The Environmental Protection Agency said last week it is indefinitely extending the schedule for proposing a final soil cleanup remedy at the West Lake Landfill Superfund site in Missouri. The agency cited delays in submission of technical documents by the site’s potentially responsible parties (PRPs).
“We have been working very hard to achieve this goal and I know the community was expecting a decision soon. However, given the complexity of this site and potential community impacts, we must ensure that sound science is driving our decision-making,” EPA Region 7 Administrator Mark Hague said in a statement. The EPA had originally expected to deliver a final remedy by the end of this year.
Hague added that the agency will continue to require that the PRPs produce “quality work products” that account for the site’s complexity and can “withstand the scrutiny of agency experts.”
West Lake’s PRPs are Laidlaw Waste Systems (now known as Bridgeton Landfill LLC, a subsidiary of West Lake owner Republic Services), Rock Road Industries Inc., Cotter Corp., and the Department of Energy.
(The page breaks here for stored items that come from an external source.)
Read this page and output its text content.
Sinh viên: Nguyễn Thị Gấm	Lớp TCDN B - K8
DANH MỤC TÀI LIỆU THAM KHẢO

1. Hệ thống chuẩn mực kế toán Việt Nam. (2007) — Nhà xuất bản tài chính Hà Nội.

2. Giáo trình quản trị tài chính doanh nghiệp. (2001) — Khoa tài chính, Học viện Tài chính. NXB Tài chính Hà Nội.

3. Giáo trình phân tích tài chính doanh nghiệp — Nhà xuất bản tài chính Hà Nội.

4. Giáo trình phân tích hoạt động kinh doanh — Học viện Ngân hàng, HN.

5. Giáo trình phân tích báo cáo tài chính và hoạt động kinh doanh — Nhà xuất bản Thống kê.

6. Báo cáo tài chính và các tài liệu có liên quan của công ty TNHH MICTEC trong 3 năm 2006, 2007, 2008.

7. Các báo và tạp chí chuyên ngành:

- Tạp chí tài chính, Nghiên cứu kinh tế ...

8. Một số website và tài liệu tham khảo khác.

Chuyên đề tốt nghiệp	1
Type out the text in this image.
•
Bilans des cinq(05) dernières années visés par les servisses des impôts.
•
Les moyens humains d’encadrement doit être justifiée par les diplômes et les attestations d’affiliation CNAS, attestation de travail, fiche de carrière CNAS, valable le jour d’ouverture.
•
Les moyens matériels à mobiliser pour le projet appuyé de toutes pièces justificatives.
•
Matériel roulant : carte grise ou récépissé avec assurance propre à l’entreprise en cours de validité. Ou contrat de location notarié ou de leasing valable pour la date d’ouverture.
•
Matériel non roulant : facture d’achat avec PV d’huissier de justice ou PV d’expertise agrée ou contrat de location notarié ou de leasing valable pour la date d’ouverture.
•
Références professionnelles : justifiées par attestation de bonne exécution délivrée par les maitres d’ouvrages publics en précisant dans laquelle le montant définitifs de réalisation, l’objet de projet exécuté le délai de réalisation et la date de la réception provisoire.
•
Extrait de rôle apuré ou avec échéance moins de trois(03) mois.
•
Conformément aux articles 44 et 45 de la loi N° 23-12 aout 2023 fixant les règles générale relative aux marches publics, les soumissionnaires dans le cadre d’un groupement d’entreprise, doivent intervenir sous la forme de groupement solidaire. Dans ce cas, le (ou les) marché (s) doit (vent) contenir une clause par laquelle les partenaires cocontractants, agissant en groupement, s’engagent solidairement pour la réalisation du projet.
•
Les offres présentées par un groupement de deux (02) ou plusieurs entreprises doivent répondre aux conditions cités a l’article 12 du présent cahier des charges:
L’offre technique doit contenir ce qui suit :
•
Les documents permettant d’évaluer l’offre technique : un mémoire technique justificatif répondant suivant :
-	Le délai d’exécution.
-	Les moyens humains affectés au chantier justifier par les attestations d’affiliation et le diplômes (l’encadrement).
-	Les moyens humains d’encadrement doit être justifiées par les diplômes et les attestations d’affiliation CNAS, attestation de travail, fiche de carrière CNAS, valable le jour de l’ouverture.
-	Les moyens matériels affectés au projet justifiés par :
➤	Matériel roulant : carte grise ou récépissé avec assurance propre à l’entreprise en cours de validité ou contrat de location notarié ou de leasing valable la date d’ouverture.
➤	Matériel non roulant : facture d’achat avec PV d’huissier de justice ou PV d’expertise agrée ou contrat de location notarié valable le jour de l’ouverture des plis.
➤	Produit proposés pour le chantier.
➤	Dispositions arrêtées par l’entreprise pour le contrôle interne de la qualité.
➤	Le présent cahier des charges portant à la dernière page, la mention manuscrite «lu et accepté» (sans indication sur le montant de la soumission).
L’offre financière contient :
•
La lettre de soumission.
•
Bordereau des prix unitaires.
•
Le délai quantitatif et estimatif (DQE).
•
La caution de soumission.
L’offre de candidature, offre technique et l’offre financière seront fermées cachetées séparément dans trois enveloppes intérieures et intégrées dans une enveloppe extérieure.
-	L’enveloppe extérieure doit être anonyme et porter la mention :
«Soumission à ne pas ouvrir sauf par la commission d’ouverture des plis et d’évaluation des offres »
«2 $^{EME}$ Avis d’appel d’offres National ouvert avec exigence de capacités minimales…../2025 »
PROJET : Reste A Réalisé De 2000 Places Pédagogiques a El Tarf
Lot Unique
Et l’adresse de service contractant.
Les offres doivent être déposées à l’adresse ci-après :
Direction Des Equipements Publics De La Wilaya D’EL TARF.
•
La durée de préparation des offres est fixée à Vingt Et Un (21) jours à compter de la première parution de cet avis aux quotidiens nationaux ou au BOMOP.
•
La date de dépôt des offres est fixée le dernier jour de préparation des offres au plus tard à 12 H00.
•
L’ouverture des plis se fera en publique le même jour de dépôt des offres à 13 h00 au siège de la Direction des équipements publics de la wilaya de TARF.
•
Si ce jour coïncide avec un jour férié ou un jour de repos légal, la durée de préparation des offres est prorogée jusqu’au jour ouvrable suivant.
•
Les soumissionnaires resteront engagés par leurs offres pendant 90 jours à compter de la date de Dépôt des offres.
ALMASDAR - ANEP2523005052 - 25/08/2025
West Lake, which contains waste from the former uranium production facility at Mallinckrodt Chemical Works in St. Louis, is adjacent to the Bridgeton Landfill, where an underground fire has been burning since 2010. Missouri residents, lawmakers, and environmentalists have long criticized the EPA’s 25-year cleanup effort at the site, with many calling for Congress to take the agency off the job and replace it with the U.S. Army Corps of Engineers’ Formerly Utilized Sites Remedial Action Program (FUSRAP).
The EPA also announced last week that FUSRAP has agreed to provide analysis for the agency’s review of technical documents as it works to deliver a final remedy decision.
“We are grateful to the Corps’ leadership and their experts for partnering with us on this critical decision,” Hague said in the statement.